Refinery outages in the US are rippling through the global export markets for oil and forcing producers in Canada to find new buyers to process their crude.
Canadian oil sands producers have been pumping at record levels to fill supply needs left after western economies put sanctions on Russia. Canada typically sends crude to refiners in the US, where two plants were forced to halt production after fires.
The winner in the shake up appears to be refiners in Asia, who are seeing shipments from Canada surge to the highest in more than a year.

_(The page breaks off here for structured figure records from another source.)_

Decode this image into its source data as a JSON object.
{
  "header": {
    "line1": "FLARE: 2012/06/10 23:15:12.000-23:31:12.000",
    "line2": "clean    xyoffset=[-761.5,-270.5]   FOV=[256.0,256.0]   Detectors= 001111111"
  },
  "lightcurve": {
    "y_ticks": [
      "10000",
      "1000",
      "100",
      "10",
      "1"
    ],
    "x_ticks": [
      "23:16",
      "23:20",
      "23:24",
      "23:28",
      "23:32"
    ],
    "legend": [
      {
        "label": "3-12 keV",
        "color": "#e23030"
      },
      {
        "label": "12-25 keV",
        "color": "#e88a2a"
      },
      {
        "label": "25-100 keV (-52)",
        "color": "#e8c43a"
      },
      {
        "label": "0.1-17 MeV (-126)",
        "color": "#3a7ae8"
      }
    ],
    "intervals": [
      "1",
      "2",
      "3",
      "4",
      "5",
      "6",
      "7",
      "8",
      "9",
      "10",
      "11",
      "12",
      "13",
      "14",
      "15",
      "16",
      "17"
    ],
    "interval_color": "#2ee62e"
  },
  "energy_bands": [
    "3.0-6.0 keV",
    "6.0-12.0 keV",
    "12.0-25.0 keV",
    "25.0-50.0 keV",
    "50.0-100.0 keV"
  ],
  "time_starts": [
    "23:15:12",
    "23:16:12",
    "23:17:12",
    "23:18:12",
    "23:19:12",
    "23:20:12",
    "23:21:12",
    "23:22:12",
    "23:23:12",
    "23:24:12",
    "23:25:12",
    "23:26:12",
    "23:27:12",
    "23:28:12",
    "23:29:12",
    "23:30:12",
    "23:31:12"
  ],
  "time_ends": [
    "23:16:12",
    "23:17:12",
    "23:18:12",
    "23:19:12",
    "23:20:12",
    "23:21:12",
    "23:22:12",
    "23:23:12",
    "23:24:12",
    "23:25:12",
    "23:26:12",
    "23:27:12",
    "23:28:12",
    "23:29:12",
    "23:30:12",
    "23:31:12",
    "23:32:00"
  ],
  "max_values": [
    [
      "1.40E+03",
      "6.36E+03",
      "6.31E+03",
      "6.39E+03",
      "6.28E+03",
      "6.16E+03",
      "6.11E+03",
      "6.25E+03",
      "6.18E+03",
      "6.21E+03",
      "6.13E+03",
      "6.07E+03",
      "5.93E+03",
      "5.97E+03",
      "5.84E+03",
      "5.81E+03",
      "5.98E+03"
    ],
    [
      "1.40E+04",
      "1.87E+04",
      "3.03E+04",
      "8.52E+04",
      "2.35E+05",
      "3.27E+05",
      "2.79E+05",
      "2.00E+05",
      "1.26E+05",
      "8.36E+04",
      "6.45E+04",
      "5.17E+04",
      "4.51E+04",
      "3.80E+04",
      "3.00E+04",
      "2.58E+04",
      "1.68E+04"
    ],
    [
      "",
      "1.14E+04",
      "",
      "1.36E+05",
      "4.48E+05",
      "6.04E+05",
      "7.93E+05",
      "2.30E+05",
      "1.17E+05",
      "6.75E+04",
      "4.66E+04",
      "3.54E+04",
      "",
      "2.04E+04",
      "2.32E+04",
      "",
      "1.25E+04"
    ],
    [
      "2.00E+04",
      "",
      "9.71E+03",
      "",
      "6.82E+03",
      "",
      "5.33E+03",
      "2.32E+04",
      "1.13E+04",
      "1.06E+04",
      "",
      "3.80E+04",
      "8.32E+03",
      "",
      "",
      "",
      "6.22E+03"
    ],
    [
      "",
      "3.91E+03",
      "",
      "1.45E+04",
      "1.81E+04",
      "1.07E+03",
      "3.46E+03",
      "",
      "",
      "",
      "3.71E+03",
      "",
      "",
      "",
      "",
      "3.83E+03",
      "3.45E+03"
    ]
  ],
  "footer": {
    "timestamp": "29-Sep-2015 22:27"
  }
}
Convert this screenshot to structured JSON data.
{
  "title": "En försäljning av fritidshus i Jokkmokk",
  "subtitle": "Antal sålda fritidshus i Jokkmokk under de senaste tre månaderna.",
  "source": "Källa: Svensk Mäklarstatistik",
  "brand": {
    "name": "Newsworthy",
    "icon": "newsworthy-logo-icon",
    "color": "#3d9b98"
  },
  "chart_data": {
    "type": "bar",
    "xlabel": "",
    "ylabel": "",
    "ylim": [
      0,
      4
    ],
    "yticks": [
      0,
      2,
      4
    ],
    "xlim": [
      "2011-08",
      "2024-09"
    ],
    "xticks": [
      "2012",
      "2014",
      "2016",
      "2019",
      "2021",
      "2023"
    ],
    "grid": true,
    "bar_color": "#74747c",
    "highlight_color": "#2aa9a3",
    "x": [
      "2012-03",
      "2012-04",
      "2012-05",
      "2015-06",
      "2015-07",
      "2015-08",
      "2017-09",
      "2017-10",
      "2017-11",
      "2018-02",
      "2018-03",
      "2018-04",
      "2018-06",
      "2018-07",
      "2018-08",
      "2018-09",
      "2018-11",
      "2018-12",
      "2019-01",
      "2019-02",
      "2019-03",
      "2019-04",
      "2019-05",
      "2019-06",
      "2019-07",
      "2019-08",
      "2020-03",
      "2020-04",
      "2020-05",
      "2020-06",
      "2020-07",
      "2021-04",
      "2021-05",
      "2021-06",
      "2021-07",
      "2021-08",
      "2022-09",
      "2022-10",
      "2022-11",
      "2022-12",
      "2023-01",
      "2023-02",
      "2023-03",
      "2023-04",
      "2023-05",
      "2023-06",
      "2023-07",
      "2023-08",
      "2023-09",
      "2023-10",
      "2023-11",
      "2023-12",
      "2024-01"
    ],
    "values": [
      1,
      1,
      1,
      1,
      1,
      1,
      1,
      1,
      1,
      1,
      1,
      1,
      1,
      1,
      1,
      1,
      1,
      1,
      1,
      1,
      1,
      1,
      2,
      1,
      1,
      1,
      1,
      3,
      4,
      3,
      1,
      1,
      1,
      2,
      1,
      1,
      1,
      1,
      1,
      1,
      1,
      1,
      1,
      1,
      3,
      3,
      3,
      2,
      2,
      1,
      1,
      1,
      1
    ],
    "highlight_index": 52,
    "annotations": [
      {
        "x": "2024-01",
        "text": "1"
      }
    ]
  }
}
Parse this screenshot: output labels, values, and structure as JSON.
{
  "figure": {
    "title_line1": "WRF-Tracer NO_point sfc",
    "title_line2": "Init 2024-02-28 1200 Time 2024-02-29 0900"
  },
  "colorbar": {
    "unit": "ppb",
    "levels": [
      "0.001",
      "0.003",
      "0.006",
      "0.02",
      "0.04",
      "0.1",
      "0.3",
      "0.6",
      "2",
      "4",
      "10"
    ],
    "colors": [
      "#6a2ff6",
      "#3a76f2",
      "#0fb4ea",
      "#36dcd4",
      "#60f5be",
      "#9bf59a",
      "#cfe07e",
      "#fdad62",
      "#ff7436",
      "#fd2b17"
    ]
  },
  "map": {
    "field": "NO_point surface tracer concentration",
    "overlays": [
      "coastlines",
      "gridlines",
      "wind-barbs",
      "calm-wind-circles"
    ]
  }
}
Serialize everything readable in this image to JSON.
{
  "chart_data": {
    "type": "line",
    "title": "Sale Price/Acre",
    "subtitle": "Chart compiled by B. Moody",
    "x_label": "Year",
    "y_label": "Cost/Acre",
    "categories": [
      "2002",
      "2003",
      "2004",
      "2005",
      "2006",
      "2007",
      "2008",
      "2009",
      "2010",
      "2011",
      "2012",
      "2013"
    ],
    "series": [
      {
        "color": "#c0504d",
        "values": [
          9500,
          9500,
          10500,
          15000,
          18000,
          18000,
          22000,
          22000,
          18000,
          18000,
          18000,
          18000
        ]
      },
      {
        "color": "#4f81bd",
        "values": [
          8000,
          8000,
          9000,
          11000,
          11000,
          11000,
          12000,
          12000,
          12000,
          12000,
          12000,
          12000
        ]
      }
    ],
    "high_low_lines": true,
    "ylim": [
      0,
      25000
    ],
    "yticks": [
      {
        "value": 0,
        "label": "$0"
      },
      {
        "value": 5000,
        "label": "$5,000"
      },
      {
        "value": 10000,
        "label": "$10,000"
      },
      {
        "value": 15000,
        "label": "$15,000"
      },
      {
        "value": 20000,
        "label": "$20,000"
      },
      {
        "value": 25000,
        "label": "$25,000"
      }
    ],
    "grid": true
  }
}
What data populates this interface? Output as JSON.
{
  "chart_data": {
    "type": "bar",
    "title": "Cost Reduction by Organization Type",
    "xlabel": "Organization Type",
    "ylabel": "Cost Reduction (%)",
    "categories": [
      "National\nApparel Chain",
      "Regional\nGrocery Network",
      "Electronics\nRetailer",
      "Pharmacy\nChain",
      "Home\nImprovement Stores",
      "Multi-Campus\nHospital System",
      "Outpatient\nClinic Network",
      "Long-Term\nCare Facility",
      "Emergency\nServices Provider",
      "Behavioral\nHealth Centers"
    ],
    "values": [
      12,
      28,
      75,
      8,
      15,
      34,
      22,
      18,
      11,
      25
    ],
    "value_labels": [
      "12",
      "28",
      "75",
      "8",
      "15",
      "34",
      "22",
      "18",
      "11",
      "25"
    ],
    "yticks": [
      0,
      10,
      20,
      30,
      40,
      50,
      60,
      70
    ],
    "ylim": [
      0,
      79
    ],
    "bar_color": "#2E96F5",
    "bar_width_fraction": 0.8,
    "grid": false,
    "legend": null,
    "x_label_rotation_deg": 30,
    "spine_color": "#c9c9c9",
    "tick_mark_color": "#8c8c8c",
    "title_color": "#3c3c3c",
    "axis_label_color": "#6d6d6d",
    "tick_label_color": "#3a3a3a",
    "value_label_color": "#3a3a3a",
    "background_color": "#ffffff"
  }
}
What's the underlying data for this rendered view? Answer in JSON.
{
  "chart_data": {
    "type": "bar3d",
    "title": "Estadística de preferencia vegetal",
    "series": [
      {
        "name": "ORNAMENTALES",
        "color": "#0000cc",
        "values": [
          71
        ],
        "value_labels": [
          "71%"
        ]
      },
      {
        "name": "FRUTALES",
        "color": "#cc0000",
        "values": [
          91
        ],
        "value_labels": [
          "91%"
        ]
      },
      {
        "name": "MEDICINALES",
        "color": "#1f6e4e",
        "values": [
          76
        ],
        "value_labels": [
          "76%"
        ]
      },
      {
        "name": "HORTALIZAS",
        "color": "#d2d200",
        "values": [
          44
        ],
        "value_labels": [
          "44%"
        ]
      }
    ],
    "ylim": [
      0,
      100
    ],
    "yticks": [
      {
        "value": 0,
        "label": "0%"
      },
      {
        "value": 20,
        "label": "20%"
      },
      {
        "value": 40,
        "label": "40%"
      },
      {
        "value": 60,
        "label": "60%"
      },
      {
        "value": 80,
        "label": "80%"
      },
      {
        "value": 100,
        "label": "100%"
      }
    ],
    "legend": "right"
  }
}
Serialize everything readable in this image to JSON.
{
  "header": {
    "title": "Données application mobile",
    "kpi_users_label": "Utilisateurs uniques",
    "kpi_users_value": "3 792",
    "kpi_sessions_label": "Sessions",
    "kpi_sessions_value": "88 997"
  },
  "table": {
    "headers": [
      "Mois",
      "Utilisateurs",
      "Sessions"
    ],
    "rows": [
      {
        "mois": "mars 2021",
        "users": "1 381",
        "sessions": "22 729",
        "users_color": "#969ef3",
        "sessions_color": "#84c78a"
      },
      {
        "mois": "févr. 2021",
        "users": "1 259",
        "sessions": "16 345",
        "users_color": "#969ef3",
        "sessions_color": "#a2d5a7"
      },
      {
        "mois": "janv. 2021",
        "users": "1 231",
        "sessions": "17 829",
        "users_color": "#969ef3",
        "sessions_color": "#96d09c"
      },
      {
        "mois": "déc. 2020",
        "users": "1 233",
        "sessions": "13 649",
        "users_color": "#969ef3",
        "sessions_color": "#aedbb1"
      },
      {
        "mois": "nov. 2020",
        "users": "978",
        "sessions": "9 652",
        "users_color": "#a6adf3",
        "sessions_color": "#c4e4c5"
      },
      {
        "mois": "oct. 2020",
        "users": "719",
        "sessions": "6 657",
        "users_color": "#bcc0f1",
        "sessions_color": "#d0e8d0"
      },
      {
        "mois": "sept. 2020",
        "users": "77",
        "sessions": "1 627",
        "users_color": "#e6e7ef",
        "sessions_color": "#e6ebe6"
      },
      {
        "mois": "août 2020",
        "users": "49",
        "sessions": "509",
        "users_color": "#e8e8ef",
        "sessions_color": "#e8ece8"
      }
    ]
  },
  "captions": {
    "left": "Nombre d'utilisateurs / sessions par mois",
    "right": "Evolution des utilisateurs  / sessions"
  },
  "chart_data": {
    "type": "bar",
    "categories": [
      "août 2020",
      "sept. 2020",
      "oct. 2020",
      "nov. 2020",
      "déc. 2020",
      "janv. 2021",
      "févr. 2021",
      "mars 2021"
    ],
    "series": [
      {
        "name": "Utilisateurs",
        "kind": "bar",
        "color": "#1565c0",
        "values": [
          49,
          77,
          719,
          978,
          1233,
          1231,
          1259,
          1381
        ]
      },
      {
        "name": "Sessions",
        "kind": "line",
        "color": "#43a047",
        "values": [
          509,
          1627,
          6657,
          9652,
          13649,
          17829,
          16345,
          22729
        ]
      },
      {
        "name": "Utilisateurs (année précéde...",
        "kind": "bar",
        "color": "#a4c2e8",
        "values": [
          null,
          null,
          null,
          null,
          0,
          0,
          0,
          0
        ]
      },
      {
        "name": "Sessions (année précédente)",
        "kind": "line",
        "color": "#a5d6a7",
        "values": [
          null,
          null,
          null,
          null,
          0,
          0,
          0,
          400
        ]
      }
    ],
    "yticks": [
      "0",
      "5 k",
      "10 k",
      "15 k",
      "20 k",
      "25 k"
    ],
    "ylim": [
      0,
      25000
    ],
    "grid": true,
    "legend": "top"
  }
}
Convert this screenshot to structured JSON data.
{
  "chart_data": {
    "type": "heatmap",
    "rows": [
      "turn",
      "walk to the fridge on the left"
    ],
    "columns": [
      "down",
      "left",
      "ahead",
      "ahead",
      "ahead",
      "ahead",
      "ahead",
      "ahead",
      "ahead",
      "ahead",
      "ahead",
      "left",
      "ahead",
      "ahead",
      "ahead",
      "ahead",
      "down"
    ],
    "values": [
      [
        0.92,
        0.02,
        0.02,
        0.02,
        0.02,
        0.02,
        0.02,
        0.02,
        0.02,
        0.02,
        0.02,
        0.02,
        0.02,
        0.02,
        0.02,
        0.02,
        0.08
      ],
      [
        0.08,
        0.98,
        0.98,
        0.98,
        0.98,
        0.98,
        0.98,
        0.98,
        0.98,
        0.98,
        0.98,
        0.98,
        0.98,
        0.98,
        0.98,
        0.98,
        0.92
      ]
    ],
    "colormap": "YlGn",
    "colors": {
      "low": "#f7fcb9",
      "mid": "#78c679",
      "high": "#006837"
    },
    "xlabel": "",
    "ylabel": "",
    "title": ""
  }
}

At least 7 million barrels of heavy-sour crude produced in Canada’s oil sands have been sold to Asian buyers for February loading, according to people familiar with the matter. That’s the most since January 2022, Vortexa data shows.
The two shuttered US refiners together consume an average of 3 million barrels of Canadian oil per month.
Daily production in Alberta’s oil sands is surging, helping to send total output to a record 3.96 million barrels a day in November, government data shows. The Canadian government has said production will keep rising this year in response to the Russian invasion of Ukraine.
- Unipec, the trading arm of China’s biggest state-owned oil refiner Sinopec, will take 3 million barrels, while PetroChina Co. and Indian refiner Reliance Industries Ltd. will each receive 2 million, said the people, who asked not to be named discussing confidential matters.
- Another 1 million barrels was sold to Repsol SA for Europe, the people said.
- Cold Lake crude from Alberta was being offered in the export market at about $22 a barrel below the ICE Brent benchmark for loading on the US Gulf Coast, traders said. The same grade for domestic consumption traded at a $14.85 discount to WTI on the Gulf Coast, 40 cents stronger than Tuesday, data show.
- BP Plc’s BP-Husky Toledo refinery in Ohio isn’t expected to return to service before late in the second quarter, while Suncor Energy’s Commerce City facility in Colorado is shut until later this quarter.